Deadline: May 1, 2021
The Colored Conventions Project and the Center for Black Digital Research in partnership with Dr. Kristin Moriah at Queen’s University open the call for proposals (CFP) on the topic, “Mary Ann Shadd Cary in the Here and Now.”
This Call for Proposals seeks essays for the first edited collection on pioneering thinker Mary Ann Shadd Cary, who broke barriers in journalism, law and political activism in Canada and the United States. They are in search of innovative scholarly work from a broad range of inter/disciplinary perspectives including but not limited to historical, literary, gender, ecological, bibliographical, visual, sound, and performance studies.
They aim to work across scholarly boundaries of nineteenth-century Black feminist inquiry in North America.
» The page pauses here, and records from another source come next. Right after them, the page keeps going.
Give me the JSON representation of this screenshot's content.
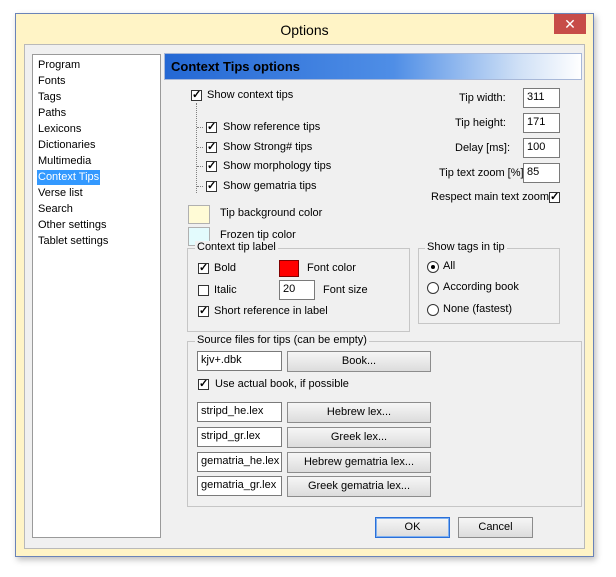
{
  "window": {
    "title": "Options",
    "close_label": "✕"
  },
  "sidebar": {
    "items": [
      {
        "label": "Program"
      },
      {
        "label": "Fonts"
      },
      {
        "label": "Tags"
      },
      {
        "label": "Paths"
      },
      {
        "label": "Lexicons"
      },
      {
        "label": "Dictionaries"
      },
      {
        "label": "Multimedia"
      },
      {
        "label": "Context Tips",
        "selected": true
      },
      {
        "label": "Verse list"
      },
      {
        "label": "Search"
      },
      {
        "label": "Other settings"
      },
      {
        "label": "Tablet settings"
      }
    ]
  },
  "header": {
    "title": "Context Tips options"
  },
  "tips": {
    "show_context": {
      "label": "Show context tips",
      "checked": true
    },
    "sub": [
      {
        "label": "Show reference tips",
        "checked": true
      },
      {
        "label": "Show Strong# tips",
        "checked": true
      },
      {
        "label": "Show morphology tips",
        "checked": true
      },
      {
        "label": "Show gematria tips",
        "checked": true
      }
    ],
    "tip_bg_label": "Tip background color",
    "tip_bg_color": "#fffbd6",
    "frozen_label": "Frozen tip color",
    "frozen_color": "#e3fbfd"
  },
  "fields": {
    "width_label": "Tip width:",
    "width_value": "311",
    "height_label": "Tip height:",
    "height_value": "171",
    "delay_label": "Delay [ms]:",
    "delay_value": "100",
    "zoom_label": "Tip text zoom [%]",
    "zoom_value": "85",
    "respect_label": "Respect main text zoom",
    "respect_checked": true
  },
  "context_label": {
    "group_title": "Context tip label",
    "bold_label": "Bold",
    "bold_checked": true,
    "font_color_label": "Font color",
    "font_color": "#ff0000",
    "italic_label": "Italic",
    "italic_checked": false,
    "font_size_value": "20",
    "font_size_label": "Font size",
    "short_ref_label": "Short reference in label",
    "short_ref_checked": true
  },
  "show_tags": {
    "group_title": "Show tags in tip",
    "options": [
      {
        "label": "All",
        "selected": true
      },
      {
        "label": "According book",
        "selected": false
      },
      {
        "label": "None (fastest)",
        "selected": false
      }
    ]
  },
  "sources": {
    "group_title": "Source files for tips (can be empty)",
    "book_value": "kjv+.dbk",
    "book_button": "Book...",
    "use_actual_label": "Use actual book, if possible",
    "use_actual_checked": true,
    "hebrew_value": "stripd_he.lex",
    "hebrew_button": "Hebrew lex...",
    "greek_value": "stripd_gr.lex",
    "greek_button": "Greek lex...",
    "hebrew_gem_value": "gematria_he.lex",
    "hebrew_gem_button": "Hebrew gematria lex...",
    "greek_gem_value": "gematria_gr.lex",
    "greek_gem_button": "Greek gematria lex..."
  },
  "footer": {
    "ok_label": "OK",
    "cancel_label": "Cancel"
  },
  "check_mark": "✓"
}
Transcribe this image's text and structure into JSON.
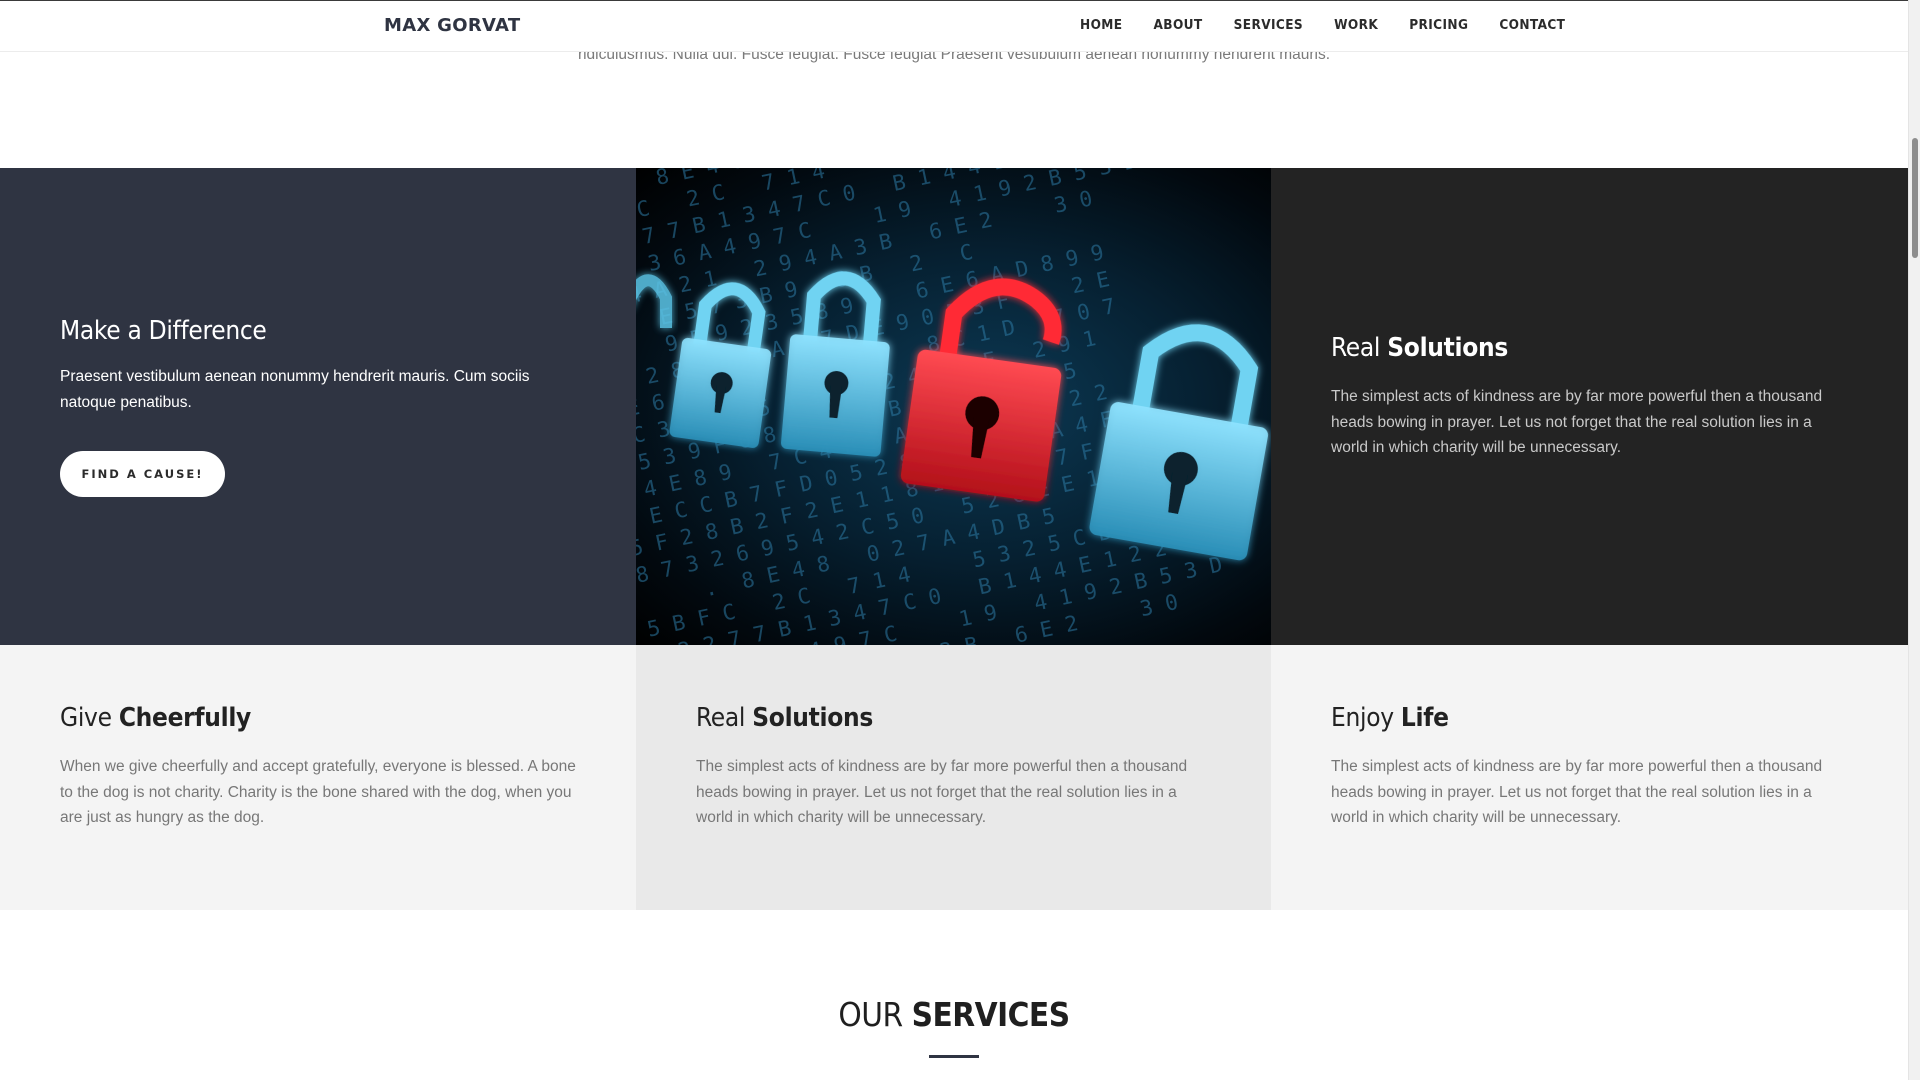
{
  "header": {
    "logo": "MAX GORVAT",
    "nav": [
      {
        "label": "HOME"
      },
      {
        "label": "ABOUT"
      },
      {
        "label": "SERVICES"
      },
      {
        "label": "WORK"
      },
      {
        "label": "PRICING"
      },
      {
        "label": "CONTACT"
      }
    ]
  },
  "intro": {
    "text": "ridiculusmus. Nulla dui. Fusce feugiat. Fusce feugiat Praesent vestibulum aenean nonummy hendrerit mauris."
  },
  "features": {
    "left": {
      "title": "Make a Difference",
      "text": "Praesent vestibulum aenean nonummy hendrerit mauris. Cum sociis natoque penatibus.",
      "button": "FIND A CAUSE!"
    },
    "image": {
      "alt_icon": "padlocks-security-image",
      "code_lines": [
        "  D      .  8 E 4 8   0 2 7 A 4 D B 5",
        "8 5 5 B F C   2 C   7 1 4     5 3 2 5 C B 7 3",
        "F 5 3 2 2 7 7 B 1 3 4 7 C 0   B 1 4 4 E 1 2 2",
        "    B 1 9 3 6 A 4 9 7 C     1 9   4 1 9 2 B 5 3 D",
        "C 3 A C 4 A 2 1   2 9 4 A 3 B   6 E 2     3 0",
        "A 8 5 B   E 5 7 3 B 9   8 B   2   C",
        "  4 8     9 B 9 2 3 5 8 9 A   6 E 6 A D 8 9 9",
        "6 1 7 C 2 8     A A 3 7 D E 9 0 5 3 F 0   2 E",
        "5 A 2 E 6 7 0   D   9 8 7 D   8 C 1 D   7 0 7",
        "A 0 E C 3 F   2 5 A 3 5 7 2 4 2 7 F   2 9 1",
        "D 8 F 5 3 9 F 0 8 9   C 4 B D E A 5 1 2 5",
        "B 5 C 4 E 8 9   7 C 4 B 5 A   3 4 4 E 1 2 2",
        "  B 5 E C C B 7 F D 0 5 2 8 E 4   D 3 A 4 F",
        "A 0 5 F 2 8 B 2 F 2 E 1 1 8 1 0 7   E 7 F 8 3",
        "  6 8 7 3 2 6 9 5 4 2 C 5 0   5 2 C E E 1 0 8"
      ]
    },
    "right": {
      "title_light": "Real",
      "title_bold": "Solutions",
      "text": "The simplest acts of kindness are by far more powerful then a thousand heads bowing in prayer. Let us not forget that the real solution lies in a world in which charity will be unnecessary."
    }
  },
  "info": [
    {
      "title_light": "Give",
      "title_bold": "Cheerfully",
      "text": "When we give cheerfully and accept gratefully, everyone is blessed. A bone to the dog is not charity. Charity is the bone shared with the dog, when you are just as hungry as the dog."
    },
    {
      "title_light": "Real",
      "title_bold": "Solutions",
      "text": "The simplest acts of kindness are by far more powerful then a thousand heads bowing in prayer. Let us not forget that the real solution lies in a world in which charity will be unnecessary."
    },
    {
      "title_light": "Enjoy",
      "title_bold": "Life",
      "text": "The simplest acts of kindness are by far more powerful then a thousand heads bowing in prayer. Let us not forget that the real solution lies in a world in which charity will be unnecessary."
    }
  ],
  "services": {
    "title_light": "OUR",
    "title_bold": "SERVICES"
  },
  "colors": {
    "dark_panel": "#2f3442",
    "black_panel": "#232323",
    "info_bg": "#f4f4f4",
    "info_mid_bg": "#e9e9e9",
    "lock_blue": "#5cc6e8",
    "lock_red": "#e3232f"
  }
}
Papers chosen for collection will first be presented at a virtual symposium in October, 2021 hosted by Queens University and the Center for Black Digital Research/#DigBlk at Penn State University.
Eligibility
Open to projects that explore Mary Ann Shadd as they relate to:
- Archival Studies
- Activism and organizing
- Arts-based research
- Black feminist editorship, bibliography, and print culture
- Black geographies and spatial practices
- Citizenship and belonging in Upper Canada, Delaware, Ontario, the United States and/or Washington, D.C.
- Community engagement in Canada and the U.S.
- Cultural criticism
- Digital Humanities
- Ecologies
- Education and pedagogy
- Family circles and trees
- Transnational migration
- Legal studies
- Performance
- Public speech acts and oratory
- Politics
- Philosophy and religion
Application
Proposals should include a description of the proposed paper (500 words) and a brief CV (no more than 3 pages) submitted via the online form.
Applicants will be notified by June 1, 2021. Full papers will be submitted by September 1, 2021 for pre-circulation before the symposium—with a tight deadline for revisions shortly thereafter so the book will be ready for the 200th anniversary of Mary Ann Shadd Cary’s birth in 2023.